Spring training is the first step toward a new season.
Spring, however, is also one of the state-mandated periods when schools must issue required, standardized testing, causing the potential for students’ schedules and their sanity, especially those of football players, to become stressed.
While many area coaches attempt to accommodate for the testing by working spring training around the dates, most encounter some sort of overlap.
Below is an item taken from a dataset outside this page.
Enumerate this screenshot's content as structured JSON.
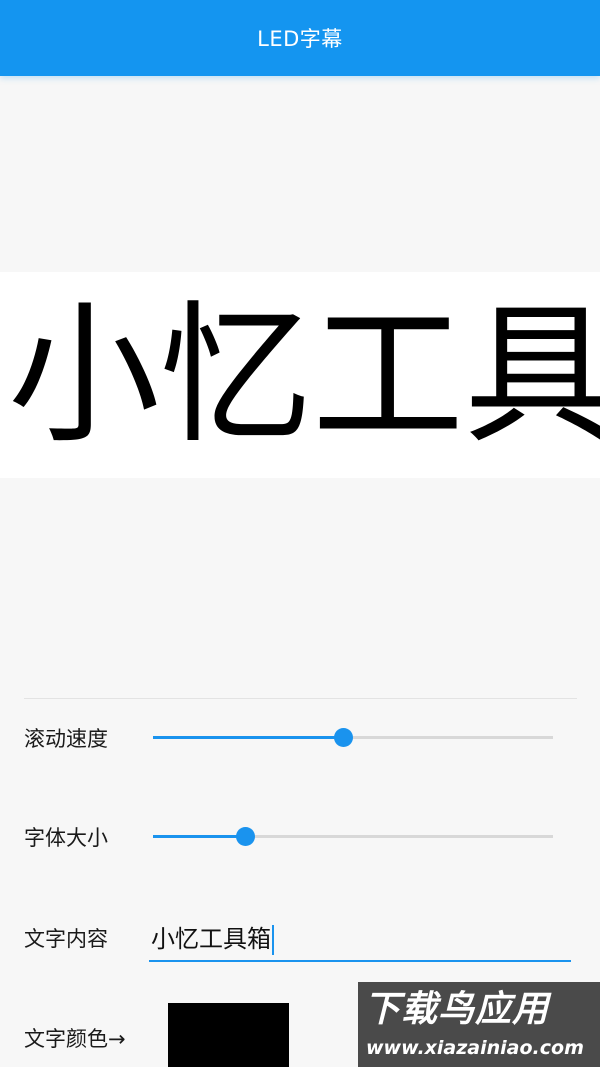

Despite the inconvenience, it seems to have little effect on the way most District 8-5A coaches conduct business.
“It really was never an issue,” said Shoemaker head coach Channon Hall, who conducted spring training from April 18 to May 17. “When it was, we just sent the kids home, so they could be rested (and) take that test because that was the most important (thing) — so those kids have got the best chance to be successful in those tests on test days.”
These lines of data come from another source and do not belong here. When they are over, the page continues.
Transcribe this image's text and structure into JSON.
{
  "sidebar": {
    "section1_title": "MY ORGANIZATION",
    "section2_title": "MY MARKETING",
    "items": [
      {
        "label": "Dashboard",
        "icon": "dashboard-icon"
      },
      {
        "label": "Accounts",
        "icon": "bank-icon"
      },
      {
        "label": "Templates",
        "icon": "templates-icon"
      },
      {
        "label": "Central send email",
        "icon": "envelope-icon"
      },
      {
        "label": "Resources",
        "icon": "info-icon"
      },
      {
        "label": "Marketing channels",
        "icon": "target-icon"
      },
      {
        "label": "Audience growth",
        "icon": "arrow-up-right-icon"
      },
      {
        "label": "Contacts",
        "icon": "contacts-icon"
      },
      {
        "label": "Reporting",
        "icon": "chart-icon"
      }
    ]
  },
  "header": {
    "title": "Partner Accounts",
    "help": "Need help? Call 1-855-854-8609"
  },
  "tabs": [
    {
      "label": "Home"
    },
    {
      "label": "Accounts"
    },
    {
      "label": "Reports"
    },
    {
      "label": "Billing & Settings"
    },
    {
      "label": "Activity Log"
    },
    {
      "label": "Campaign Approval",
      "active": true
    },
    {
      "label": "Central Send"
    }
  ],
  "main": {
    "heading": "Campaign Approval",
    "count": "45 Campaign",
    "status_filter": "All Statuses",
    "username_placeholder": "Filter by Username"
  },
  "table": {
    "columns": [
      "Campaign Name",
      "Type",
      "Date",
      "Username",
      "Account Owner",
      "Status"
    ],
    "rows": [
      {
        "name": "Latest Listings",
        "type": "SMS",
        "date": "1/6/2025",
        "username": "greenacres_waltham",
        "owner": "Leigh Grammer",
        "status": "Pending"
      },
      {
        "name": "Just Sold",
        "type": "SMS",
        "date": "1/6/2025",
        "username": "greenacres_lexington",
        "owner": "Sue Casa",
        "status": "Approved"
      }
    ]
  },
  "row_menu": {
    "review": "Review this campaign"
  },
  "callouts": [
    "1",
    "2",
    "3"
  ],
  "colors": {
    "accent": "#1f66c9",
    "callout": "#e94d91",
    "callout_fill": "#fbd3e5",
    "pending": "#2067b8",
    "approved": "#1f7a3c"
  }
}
The State of Texas Assessments of Academic Readiness (STAAR) and Texas Assessment of Knowledge and Skill (TAKS) are designed to test curriculum taught in public schools. Students have a maximum of four hours to complete the tests, which assess areas including reading, writing, math, science, geography and history.
Killeen Independent School District conducted the testing April 1-4 and April 23-25.
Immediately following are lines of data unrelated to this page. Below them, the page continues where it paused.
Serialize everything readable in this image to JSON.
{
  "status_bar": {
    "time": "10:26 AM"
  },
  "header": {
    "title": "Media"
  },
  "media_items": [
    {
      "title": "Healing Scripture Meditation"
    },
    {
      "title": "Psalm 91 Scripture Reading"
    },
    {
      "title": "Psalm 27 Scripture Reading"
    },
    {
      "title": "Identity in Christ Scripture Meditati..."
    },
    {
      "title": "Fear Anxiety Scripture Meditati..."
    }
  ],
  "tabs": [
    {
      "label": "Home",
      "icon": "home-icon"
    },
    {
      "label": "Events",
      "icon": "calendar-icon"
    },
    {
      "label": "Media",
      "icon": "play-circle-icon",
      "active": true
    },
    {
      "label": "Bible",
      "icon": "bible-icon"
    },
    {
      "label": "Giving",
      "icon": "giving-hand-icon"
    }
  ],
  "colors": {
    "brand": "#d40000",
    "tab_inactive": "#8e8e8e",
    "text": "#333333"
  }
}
Killeen head coach Sam Jones avoided any potential conflicts by starting his spring training after the testing period concluded.
“We just work around it in spring training,” Jones said. “It really didn’t affect us, I can’t see it. I know everybody said it would, but with what we do, you just push it back.”
Belton head coach Rodney Southern endorses a similar philosophy, choosing to start spring training later to avoid as many schedule disruptions as possible. The Tigers’ spring training began May 1 after the conclusion of Belton’s testing period.
“I like doing it that late because it is right in the heat of the spring season,” Southern said. “We finish Friday night, and we’ve got a 7-on-7 (game) Saturday morning. We’ll roll right into the three tournaments we’ll play, and by the time we finish that and finish summer conditioning, it’s time to go again.”
Pushing the start of spring training back also produces big advantages in the fall, according to Jones.
“I think you have a lot of kids that recall a lot of what you’ve done because there’s not a time lapse, not a great time lapse, from spring training to 7-on-7 to the start of two-a-days,” he said. “I think their recall is so much better because it is a little bit late.”
In the end, most area coaches simply do not have a problem with the testing schedule, but some do take issue with the sheer amount of testing students must endure.
“(Testing) takes money, it takes time, it takes away teaching time in the classroom,” Copperas Cove head coach and athletic director Jack Welch said. “I think there is too much testing of our students. … But as far as what that has to do with our football team, it really doesn’t have any bearing.”